An aspect of libertarianism that doesn't get discussed much is its opposition to the criminalization of victimless behavior. Yes, certainly drug use and prostitution cause harm. But most of the people harmed by it either are too far down in the chain of causality to be able to invoke the law on their own behalf (like people who live in neighborhoods beset by drugs and prostitution), or have done their own risk-benefit calculation and decided they are better off participating in this immoral system than resisting it. So the state can't find any real victims to testify against the purveyors of drugs and prostitutes.
Which means that the only way to prosecute such crimes is by various kinds of entrapment or betrayal. Which enmeshes the criminal justice system in deceit and collaboration with evil, and ultimately corrupts it to the point where it can't do much of anything for real crime victims of any sort.
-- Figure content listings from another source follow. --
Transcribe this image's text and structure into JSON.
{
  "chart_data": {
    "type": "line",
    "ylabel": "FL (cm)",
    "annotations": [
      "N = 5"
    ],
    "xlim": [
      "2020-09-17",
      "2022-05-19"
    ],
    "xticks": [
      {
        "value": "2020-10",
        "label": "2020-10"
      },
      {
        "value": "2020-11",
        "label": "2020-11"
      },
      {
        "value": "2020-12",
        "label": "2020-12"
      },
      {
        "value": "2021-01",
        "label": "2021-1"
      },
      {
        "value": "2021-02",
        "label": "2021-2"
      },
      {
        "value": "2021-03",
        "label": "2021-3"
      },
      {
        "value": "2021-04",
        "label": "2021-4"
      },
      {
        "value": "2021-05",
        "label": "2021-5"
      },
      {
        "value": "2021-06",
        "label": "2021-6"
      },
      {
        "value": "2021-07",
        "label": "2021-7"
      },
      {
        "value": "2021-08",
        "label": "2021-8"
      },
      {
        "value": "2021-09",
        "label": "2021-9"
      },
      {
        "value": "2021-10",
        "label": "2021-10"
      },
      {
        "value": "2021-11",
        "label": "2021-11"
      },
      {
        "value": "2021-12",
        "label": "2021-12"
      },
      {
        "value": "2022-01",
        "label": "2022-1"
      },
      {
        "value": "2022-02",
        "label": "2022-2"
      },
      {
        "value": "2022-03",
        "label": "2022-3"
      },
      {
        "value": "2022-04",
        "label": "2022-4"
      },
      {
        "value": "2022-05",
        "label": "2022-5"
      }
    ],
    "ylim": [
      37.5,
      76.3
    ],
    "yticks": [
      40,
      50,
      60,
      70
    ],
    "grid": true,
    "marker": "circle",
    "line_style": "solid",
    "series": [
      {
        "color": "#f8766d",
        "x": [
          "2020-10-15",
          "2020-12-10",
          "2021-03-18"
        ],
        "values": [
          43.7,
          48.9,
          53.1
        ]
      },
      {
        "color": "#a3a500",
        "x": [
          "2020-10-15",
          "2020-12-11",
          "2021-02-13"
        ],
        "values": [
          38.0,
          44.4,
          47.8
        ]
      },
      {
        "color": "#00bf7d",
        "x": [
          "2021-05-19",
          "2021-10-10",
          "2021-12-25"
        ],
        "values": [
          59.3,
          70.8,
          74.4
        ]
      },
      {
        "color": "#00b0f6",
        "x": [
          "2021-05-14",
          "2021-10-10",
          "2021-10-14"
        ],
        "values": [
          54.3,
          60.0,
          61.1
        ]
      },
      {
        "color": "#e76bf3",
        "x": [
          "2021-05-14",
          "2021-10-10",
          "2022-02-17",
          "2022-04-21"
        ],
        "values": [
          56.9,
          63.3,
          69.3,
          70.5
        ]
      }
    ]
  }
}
One doesn't even have to be a libertarian to believe that, while drugs may be bad, the War on Drugs is ultimately worse. One only has to believe that reducing public harm is more important than trying to make public statements about morality, if one has to choose between the two.
"Oh, I understand that Erin and crew interpret "love your neighbor as yourself" to mean, "if you in your omniscient wisdom think your neighbor is a sinner then beat them relentlessly over the head and deny them equal treatment under the law," but somehow that doesn't, for me, catch the spirit of the thing."
Yes, that's right - because loving your neighbor as yourself means:
A. One must be a liberal (of course, hatred is a conservative trait!)
and
B. Christian love is a love that is accepting of error and desires no correction on the part of another person, even if that correction is necessary to save their soul. If a father punishes his child for misbehaving, why, hes not loving enough! Similarly, if a preacher takes a stand against homosexuality, why, he's just a no good old fashioned bigot.
Oops, silly me, that's completely wrong. If I had a dime for every time a liberal claimed "love your neighbor as yourself" or "judge not, lest ye be judged" meant that homosexuality and sin and abortion and atheism are a-okay, I'd be a millionaire. Oh, how I wish people knew what agape really meant before spouting such nonsense.